Secondly, if I assume that the base is $e$, then I have $$e^{\log n^{a 2 \pi i k }}$$ inside the summation. This is equal to $n^{a 2 \pi i k}.$ So, I am left with $$\frac{1}{N} \sum_{n=1}^{N} n^{ 2 \pi i k a}$$ Now suppose I take a negative $k$ and positive $a$ or vice-versa, then wouldn't this series converges to $0$ as $N \rightarrow \infty$ ?

• You can prove this without exponential sums. The idea is that the function grows really, really slowly. You can assume the sequence is equidistributed and use this to get a contradiction. – Vik78 Oct 2 '16 at 4:45
• Sorry but I don't get the idea of this function being really slow? You are talking about the whole summation function, right? – Dark_Knight Oct 2 '16 at 4:54
• No, i'm talking about the logarithm function. Just say you look at the elements of the sequence out to index $n$, such that the proportion of elements up to $n$ within an interval $I \subset [0, 1)$ is within $\epsilon$ of the length of $I$, $a_n$ is not in $I$ and $a_{n+1}$ is. If the sequence next exits $I$ up at index $m$, you should be able to choose $n$ large enough such that the proportion of elements in $I$ at index $m$ to the total is no longer within $\epsilon$ of the length of $I$. This is because the log grows so slowly: you can write log $n \le$ log$(n + k) \le$ log $n$ $+ k/n$. – Vik78 Oct 2 '16 at 8:28
• Indeed you can see from the above bounds that $m$ should be asymptotically at least $n |I|$. – Vik78 Oct 2 '16 at 8:42
• I don't even know the equidistribution criterion, this is just how I proved it. If $r(k)$ is the number of times $(a_n)$ falls in $I$ before the $k$th index, find $k$ such that $r(k)/k$ is within $\epsilon$ of the length $|I|$ of $I$ and $a_k$ is in $I$. Let $m$ be the next index such that $a_m$ is not in $I$. As I explained above, as $k \to \infty$ we have $m \ge k + |I|k$. Therefore $r(m)/m \ge \frac{r(k) + |I|k}{k + |I|k} = \frac{r(k)}{k} + \frac{|I|}{1 + |I|}$. If you choose $|I|$ and $\epsilon$ small enough this is about $2|I|$, so $r(n)/n$ cannot converge to the length of $I$. – Vik78 Oct 3 '16 at 21:30

Apply the Euler–Maclaurin summation formula. For $$f\in C^1\big([1,N]\big)$$, it reads $$\sum_{n=1}^N f(n)=\int_1^N f(x)\,dx+\frac{f(1)+f(N)}{2}+\int_1^N\left(\{x\}-\frac12\right)f'(x)\,dx,$$ where $$\{x\}=x-\lfloor x\rfloor$$ is the fractional part of $$x$$.
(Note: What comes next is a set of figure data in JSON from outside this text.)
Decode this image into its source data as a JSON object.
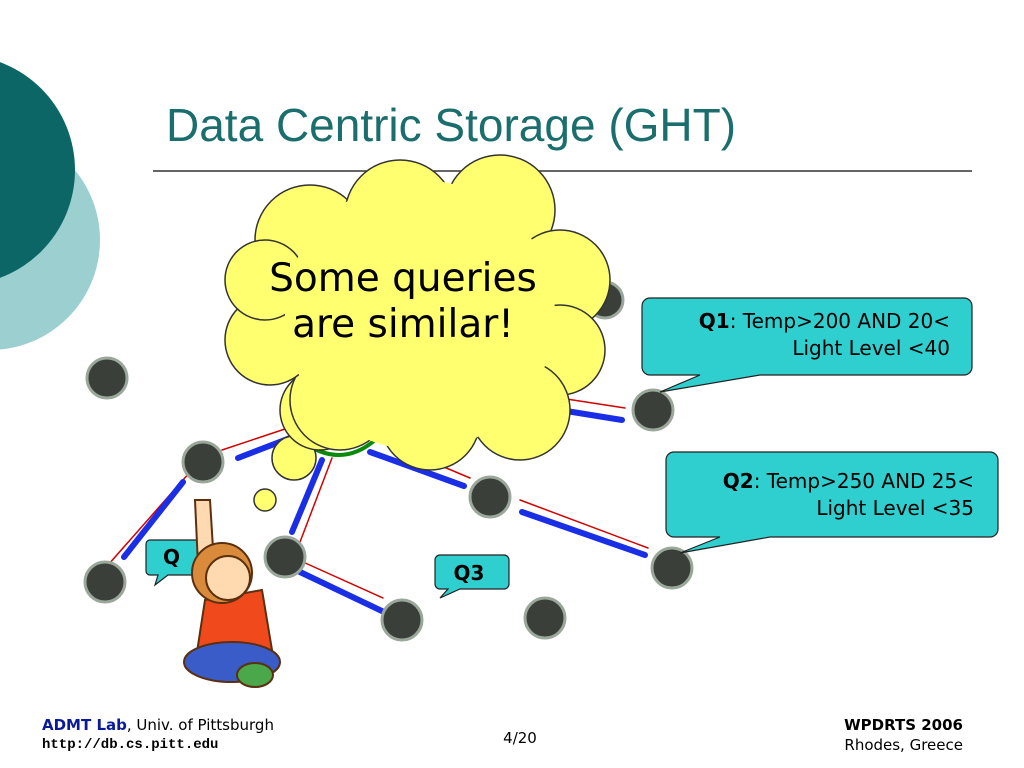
{
  "slide": {
    "title": "Data Centric Storage (GHT)",
    "thought": "Some queries are similar!",
    "callouts": [
      {
        "label": "Q1",
        "text": ": Temp>200 AND 20< Light Level <40"
      },
      {
        "label": "Q2",
        "text": ": Temp>250 AND 25< Light Level <35"
      },
      {
        "label": "Q3"
      },
      {
        "label": "Q"
      }
    ],
    "footer": {
      "lab": "ADMT Lab",
      "university": ", Univ. of Pittsburgh",
      "url": "http://db.cs.pitt.edu",
      "page": "4/20",
      "conference": "WPDRTS 2006",
      "location": "Rhodes, Greece"
    }
  }
}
For $$f(x)=e^{ic\log x}$$ with $$c=2\pi ka$$, we have $$f'(x)=icf(x)/x$$ and $$W_N:=\frac1N\sum_{n=1}^N e^{ic\log N}=I_N+F_N+R_N, \\I_N=\frac1N\left.\frac{e^{(1+ic)\log x}}{1+ic}\right|_{x=1}^{x=N}=\frac{e^{ic\log N}-1/N}{1+ic}, \\F_N=\frac{1+e^{ic\log N}}{2N},\quad|R_N|\leqslant\frac{|c|}{N}\int_1^N\frac12\frac{dx}{x}=\frac{|c|}{2}\frac{\log N}{N}.$$
As $$N\to\infty$$, clearly $$F_N\to 0$$ and $$R_N\to 0$$ but $$I_N\not\to 0$$. Hence, $$W_N\not\to 0$$.